Gabriel, who’d always had a good memory, was an especially good lookout because he never forgot a face or a vehicle. If plainclothes cops jumped out of a car at the next intersection and threw a drug crew against a wall…Gabriel would wander in close enough to study the faces of the officers…Sometimes he drew sketches for the crew supervisor. He drew sketches of the unmarked cars, too, detailing a small dent, a missing hubcap…That’s why he was being promoted. Gabriel was looked upon in his drug gang as something of a rising star (Lopez, 1994).

A boy like Gabriel is a challenge to the juvenile justice system. He represents everything that the newest version of juvenile justice is designed to punish: a drug-dealing gang member who later, for protection, carries a gun. In today’s climate, he will be a candidate for transfer to the criminal court, where he will face a mandatory sentence for his use of a gun. At a minimum, he would be removed from his mother’s home and placed in a residential treatment facility. Whether anyone recognizes his talent will be a matter of luck, not design.

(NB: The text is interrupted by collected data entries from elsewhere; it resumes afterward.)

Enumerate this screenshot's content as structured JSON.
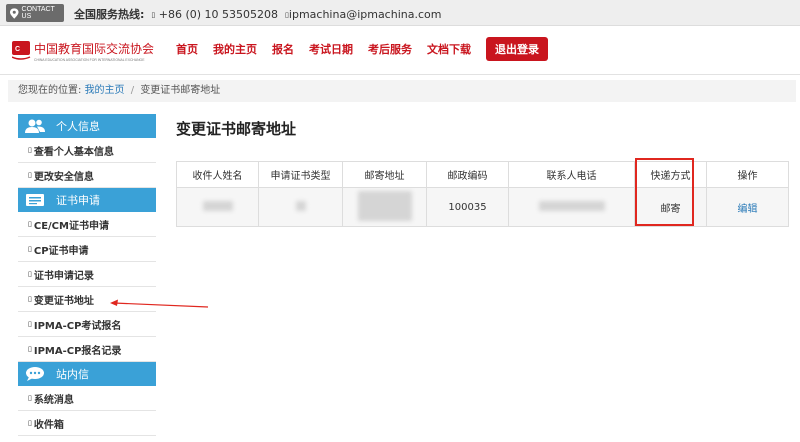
{
  "topbar": {
    "contact_label": "CONTACT US",
    "hotline_label": "全国服务热线:",
    "phone_bullet": "▯",
    "phone": "+86 (0) 10 53505208",
    "email_bullet": "▯",
    "email": "ipmachina@ipmachina.com"
  },
  "nav": {
    "logo_text": "中国教育国际交流协会",
    "logo_subtext": "CHINA EDUCATION ASSOCIATION FOR INTERNATIONAL EXCHANGE",
    "items": [
      "首页",
      "我的主页",
      "报名",
      "考试日期",
      "考后服务",
      "文档下载"
    ],
    "logout": "退出登录"
  },
  "breadcrumb": {
    "prefix": "您现在的位置:",
    "home": "我的主页",
    "separator": "/",
    "current": "变更证书邮寄地址"
  },
  "sidebar": {
    "bullet": "▯",
    "sections": [
      {
        "title": "个人信息",
        "icon": "users-icon",
        "items": [
          "查看个人基本信息",
          "更改安全信息"
        ]
      },
      {
        "title": "证书申请",
        "icon": "certificate-icon",
        "items": [
          "CE/CM证书申请",
          "CP证书申请",
          "证书申请记录",
          "变更证书地址",
          "IPMA-CP考试报名",
          "IPMA-CP报名记录"
        ]
      },
      {
        "title": "站内信",
        "icon": "chat-icon",
        "items": [
          "系统消息",
          "收件箱"
        ]
      }
    ]
  },
  "main": {
    "title": "变更证书邮寄地址",
    "table": {
      "headers": [
        "收件人姓名",
        "申请证书类型",
        "邮寄地址",
        "邮政编码",
        "联系人电话",
        "快递方式",
        "操作"
      ],
      "row": {
        "postcode": "100035",
        "delivery": "邮寄",
        "action": "编辑"
      }
    }
  },
  "colors": {
    "brand_red": "#c9151e",
    "sidebar_blue": "#3aa1d7",
    "link_blue": "#2a7ab8",
    "highlight_red": "#e0271f"
  }
}
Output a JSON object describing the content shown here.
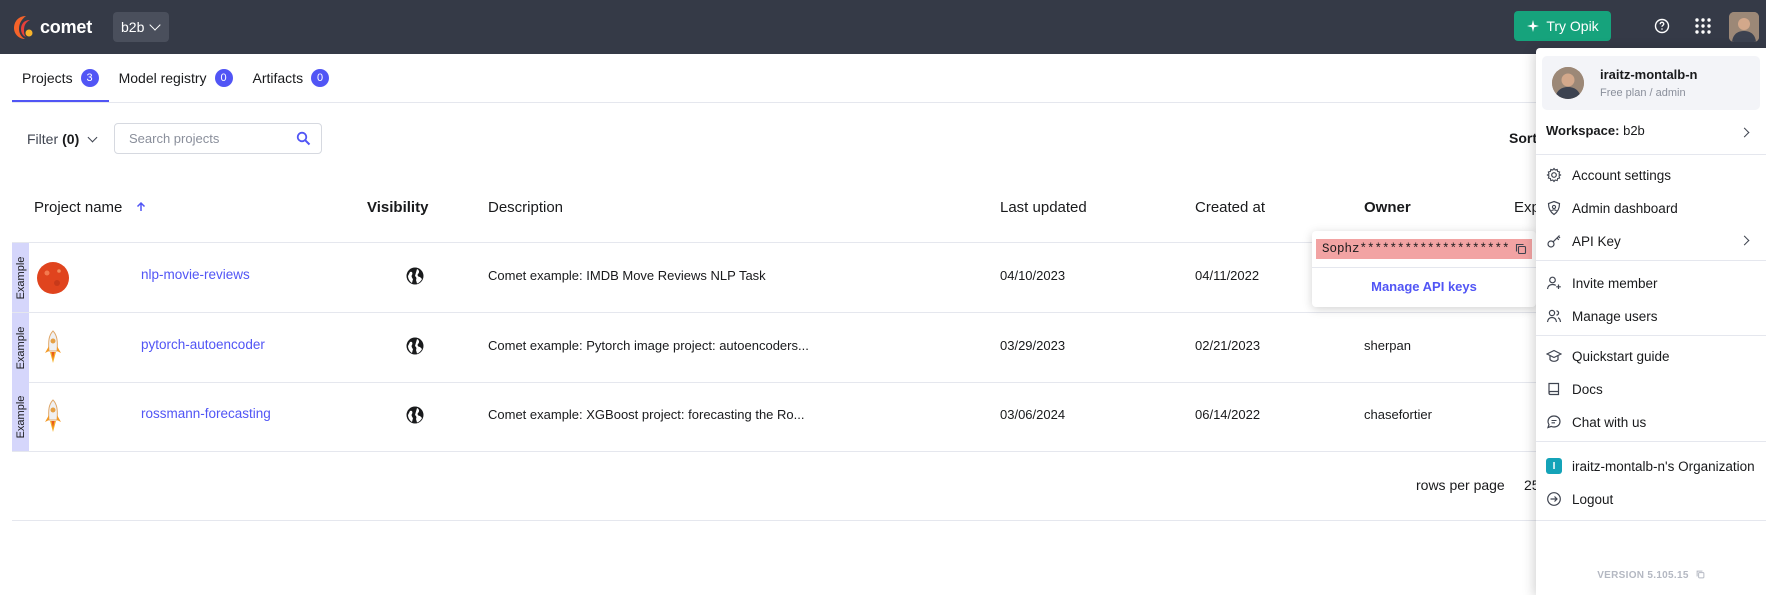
{
  "header": {
    "brand": "comet",
    "workspace": "b2b",
    "try_opik": "Try Opik"
  },
  "tabs": [
    {
      "label": "Projects",
      "count": "3"
    },
    {
      "label": "Model registry",
      "count": "0"
    },
    {
      "label": "Artifacts",
      "count": "0"
    }
  ],
  "toolbar": {
    "filter_label": "Filter",
    "filter_count": "(0)",
    "search_placeholder": "Search projects",
    "sort_label": "Sort"
  },
  "table": {
    "columns": [
      "Project name",
      "Visibility",
      "Description",
      "Last updated",
      "Created at",
      "Owner",
      "Exp"
    ],
    "rows": [
      {
        "tag": "Example",
        "name": "nlp-movie-reviews",
        "description": "Comet example: IMDB Move Reviews NLP Task",
        "last_updated": "04/10/2023",
        "created_at": "04/11/2022",
        "owner": ""
      },
      {
        "tag": "Example",
        "name": "pytorch-autoencoder",
        "description": "Comet example: Pytorch image project: autoencoders...",
        "last_updated": "03/29/2023",
        "created_at": "02/21/2023",
        "owner": "sherpan"
      },
      {
        "tag": "Example",
        "name": "rossmann-forecasting",
        "description": "Comet example: XGBoost project: forecasting the Ro...",
        "last_updated": "03/06/2024",
        "created_at": "06/14/2022",
        "owner": "chasefortier"
      }
    ]
  },
  "pagination": {
    "rows_per_page_label": "rows per page",
    "rows_per_page_value": "25"
  },
  "api_popup": {
    "key": "Sophz********************",
    "manage_label": "Manage API keys"
  },
  "user_menu": {
    "username": "iraitz-montalb-n",
    "plan": "Free plan / admin",
    "workspace_label": "Workspace:",
    "workspace_value": "b2b",
    "items": {
      "account_settings": "Account settings",
      "admin_dashboard": "Admin dashboard",
      "api_key": "API Key",
      "invite_member": "Invite member",
      "manage_users": "Manage users",
      "quickstart": "Quickstart guide",
      "docs": "Docs",
      "chat": "Chat with us",
      "organization": "iraitz-montalb-n's Organization",
      "org_initial": "I",
      "logout": "Logout"
    },
    "version": "VERSION 5.105.15"
  },
  "colors": {
    "topbar": "#353a47",
    "accent": "#5155f5",
    "opik_green": "#16a37c",
    "example_tag": "#d5d6fb",
    "api_key_highlight": "#f2a3a3"
  }
}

Thus, the two questions that are the focus of this chapter apply to every Gabriel who comes in contact with the law: (1) Is there a place for positive youth development in juvenile justice, a system that exists to respond to negative behavior and is not uniformly adept at discovering talent? (2) If so, is there any chance that positive youth development will become central to the juvenile justice culture—as opposed to a characteristic of an exemplary program here or there—so that every Gabriel will be its beneficiary?

In the end, the paper concludes that the tenets of positive youth development are more applicable in work with children who are at risk of entering the juvenile justice system than with those who are already inside the formal system itself. Diversion programs for all children are more promising than a formal juvenile justice system that is organized, staffed, funded and regulated by law in ways that, for the most part, work in opposition to positive youth development.

However, the formal system is not hopeless. There are a few chinks in the system’s seemingly sheer wall, and it is there that advocates of positive youth development must apply piton and hammer if they are to have any chance of scaling the barrier that juvenile justice represents to the field.